Diante de tudo isso, Renan
nem deveria ter lançado sua candidatura. Tendo lançado, deveria tê-la retirado.
Não tendo retirado, deveria ao menos deduzir que a maioria dos senadores lhe
dera um aviso sério de que sua candidatura estava liquidada, na prática, quando
decidiram que a eleição deveria ser feita com voto aberto. Mas não. A raposa
agonizante resolveu pedir proteção ao Supremo e conseguiu, de fato, preservar o
voto secreto — acreditava, junto com os ases da observação política nacional,
que, podendo esconder seus votos, os senadores que não queriam votar nele
passariam a querer. Não adiantou nada, é óbvio.
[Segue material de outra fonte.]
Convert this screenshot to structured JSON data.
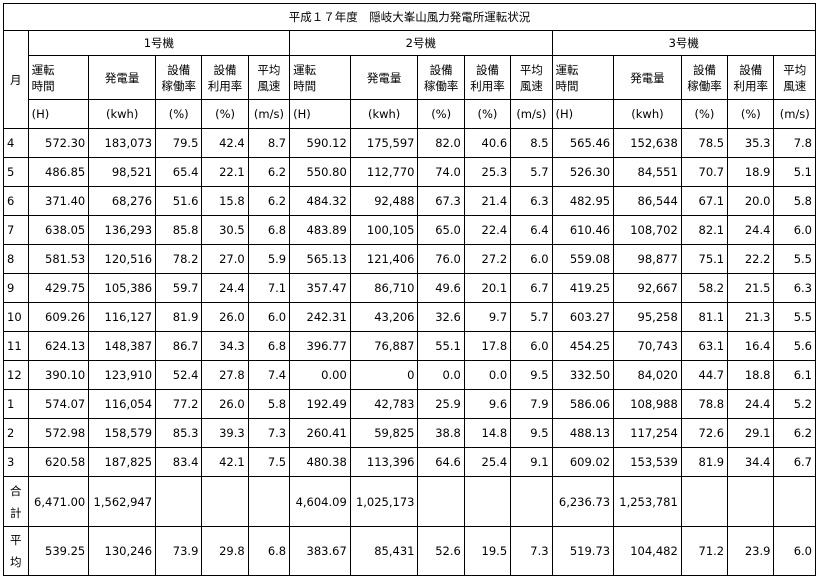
{
  "title": "平成１７年度　隠岐大峯山風力発電所運転状況",
  "month_label": "月",
  "units": [
    "1号機",
    "2号機",
    "3号機"
  ],
  "col_headers": [
    "運転\n時間",
    "発電量",
    "設備\n稼働率",
    "設備\n利用率",
    "平均\n風速"
  ],
  "col_units": [
    "(H)",
    "(kwh)",
    "(%)",
    "(%)",
    "(m/s)"
  ],
  "rows": [
    {
      "month": "4",
      "values": [
        "572.30",
        "183,073",
        "79.5",
        "42.4",
        "8.7",
        "590.12",
        "175,597",
        "82.0",
        "40.6",
        "8.5",
        "565.46",
        "152,638",
        "78.5",
        "35.3",
        "7.8"
      ]
    },
    {
      "month": "5",
      "values": [
        "486.85",
        "98,521",
        "65.4",
        "22.1",
        "6.2",
        "550.80",
        "112,770",
        "74.0",
        "25.3",
        "5.7",
        "526.30",
        "84,551",
        "70.7",
        "18.9",
        "5.1"
      ]
    },
    {
      "month": "6",
      "values": [
        "371.40",
        "68,276",
        "51.6",
        "15.8",
        "6.2",
        "484.32",
        "92,488",
        "67.3",
        "21.4",
        "6.3",
        "482.95",
        "86,544",
        "67.1",
        "20.0",
        "5.8"
      ]
    },
    {
      "month": "7",
      "values": [
        "638.05",
        "136,293",
        "85.8",
        "30.5",
        "6.8",
        "483.89",
        "100,105",
        "65.0",
        "22.4",
        "6.4",
        "610.46",
        "108,702",
        "82.1",
        "24.4",
        "6.0"
      ]
    },
    {
      "month": "8",
      "values": [
        "581.53",
        "120,516",
        "78.2",
        "27.0",
        "5.9",
        "565.13",
        "121,406",
        "76.0",
        "27.2",
        "6.0",
        "559.08",
        "98,877",
        "75.1",
        "22.2",
        "5.5"
      ]
    },
    {
      "month": "9",
      "values": [
        "429.75",
        "105,386",
        "59.7",
        "24.4",
        "7.1",
        "357.47",
        "86,710",
        "49.6",
        "20.1",
        "6.7",
        "419.25",
        "92,667",
        "58.2",
        "21.5",
        "6.3"
      ]
    },
    {
      "month": "10",
      "values": [
        "609.26",
        "116,127",
        "81.9",
        "26.0",
        "6.0",
        "242.31",
        "43,206",
        "32.6",
        "9.7",
        "5.7",
        "603.27",
        "95,258",
        "81.1",
        "21.3",
        "5.5"
      ]
    },
    {
      "month": "11",
      "values": [
        "624.13",
        "148,387",
        "86.7",
        "34.3",
        "6.8",
        "396.77",
        "76,887",
        "55.1",
        "17.8",
        "6.0",
        "454.25",
        "70,743",
        "63.1",
        "16.4",
        "5.6"
      ]
    },
    {
      "month": "12",
      "values": [
        "390.10",
        "123,910",
        "52.4",
        "27.8",
        "7.4",
        "0.00",
        "0",
        "0.0",
        "0.0",
        "9.5",
        "332.50",
        "84,020",
        "44.7",
        "18.8",
        "6.1"
      ]
    },
    {
      "month": "1",
      "values": [
        "574.07",
        "116,054",
        "77.2",
        "26.0",
        "5.8",
        "192.49",
        "42,783",
        "25.9",
        "9.6",
        "7.9",
        "586.06",
        "108,988",
        "78.8",
        "24.4",
        "5.2"
      ]
    },
    {
      "month": "2",
      "values": [
        "572.98",
        "158,579",
        "85.3",
        "39.3",
        "7.3",
        "260.41",
        "59,825",
        "38.8",
        "14.8",
        "9.5",
        "488.13",
        "117,254",
        "72.6",
        "29.1",
        "6.2"
      ]
    },
    {
      "month": "3",
      "values": [
        "620.58",
        "187,825",
        "83.4",
        "42.1",
        "7.5",
        "480.38",
        "113,396",
        "64.6",
        "25.4",
        "9.1",
        "609.02",
        "153,539",
        "81.9",
        "34.4",
        "6.7"
      ]
    }
  ],
  "total": {
    "label": "合\n計",
    "values": [
      "6,471.00",
      "1,562,947",
      "",
      "",
      "",
      "4,604.09",
      "1,025,173",
      "",
      "",
      "",
      "6,236.73",
      "1,253,781",
      "",
      "",
      ""
    ]
  },
  "average": {
    "label": "平\n均",
    "values": [
      "539.25",
      "130,246",
      "73.9",
      "29.8",
      "6.8",
      "383.67",
      "85,431",
      "52.6",
      "19.5",
      "7.3",
      "519.73",
      "104,482",
      "71.2",
      "23.9",
      "6.0"
    ]
  }
}
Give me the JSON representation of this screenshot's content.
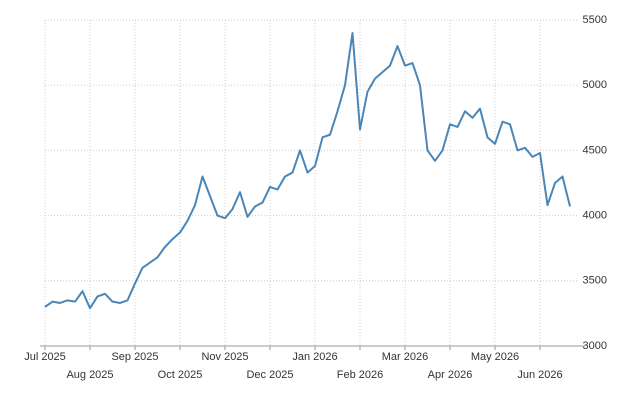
{
  "chart_data": {
    "type": "line",
    "categories": [
      "Jul 2025",
      null,
      null,
      null,
      null,
      null,
      "Aug 2025",
      null,
      null,
      null,
      null,
      null,
      "Sep 2025",
      null,
      null,
      null,
      null,
      null,
      "Oct 2025",
      null,
      null,
      null,
      null,
      null,
      "Nov 2025",
      null,
      null,
      null,
      null,
      null,
      "Dec 2025",
      null,
      null,
      null,
      null,
      null,
      "Jan 2026",
      null,
      null,
      null,
      null,
      null,
      "Feb 2026",
      null,
      null,
      null,
      null,
      null,
      "Mar 2026",
      null,
      null,
      null,
      null,
      null,
      "Apr 2026",
      null,
      null,
      null,
      null,
      null,
      "May 2026",
      null,
      null,
      null,
      null,
      null,
      "Jun 2026",
      null,
      null,
      null,
      null
    ],
    "series": [
      {
        "color": "#4a86b8",
        "values": [
          3300,
          3340,
          3330,
          3350,
          3340,
          3420,
          3290,
          3380,
          3400,
          3340,
          3330,
          3350,
          3480,
          3600,
          3640,
          3680,
          3760,
          3820,
          3870,
          3960,
          4080,
          4300,
          4150,
          4000,
          3980,
          4050,
          4180,
          3990,
          4070,
          4100,
          4220,
          4200,
          4300,
          4330,
          4500,
          4330,
          4380,
          4600,
          4620,
          4800,
          5000,
          5400,
          4660,
          4950,
          5050,
          5100,
          5150,
          5300,
          5150,
          5170,
          5000,
          4500,
          4420,
          4500,
          4700,
          4680,
          4800,
          4750,
          4820,
          4600,
          4550,
          4720,
          4700,
          4500,
          4520,
          4450,
          4480,
          4080,
          4250,
          4300,
          4070
        ]
      }
    ],
    "ylim": [
      3000,
      5500
    ],
    "yticks": [
      3000,
      3500,
      4000,
      4500,
      5000,
      5500
    ],
    "grid": true
  }
}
Se os eleitores têm vergonha de
votar em você, não há mais nada a fazer nos dias atuais: peça para sair, porque
a sua candidatura foi para o saco. Mas a vida real anulou em dois minutos a
decisão do STF. Os adversários
anunciaram que iriam declarar em voz alta em quem votariam e, com isso,
forçaram todos a fazer o mesmo. Fim do jogo. Renan acabou tendo uma soma de cinco votos, derrotado por um
senador principiante do Amapá do qual ninguém jamais tinha ouvido falar.
O que interessa, uma vez terminada essa comédia, não são os
finíssimos cálculos de engenharia política em torno da eleição, as desculpas
miseráveis dos autores das previsões erradas ou os habituais atos de delinquência
praticados nessas ocasiões, como o delito de furto cometido pela senadora
dilmo-renanzista Katia Abreu, que
achava que roubando um documento da mesa iria “virar o jogo” para Renan. O que interessa é que o Renan Calheiros que podia tudo não
existe mais. Acabou-se para ele o conforto de ignorar dez anos de acusações de
peculato, uso de notas frias, corrupção passiva, criação de boiadas mágicas e
por aí afora, em uma dúzia de processos no STF
— o melhor que pode lhe acontecer, agora, é não ir para a cadeia.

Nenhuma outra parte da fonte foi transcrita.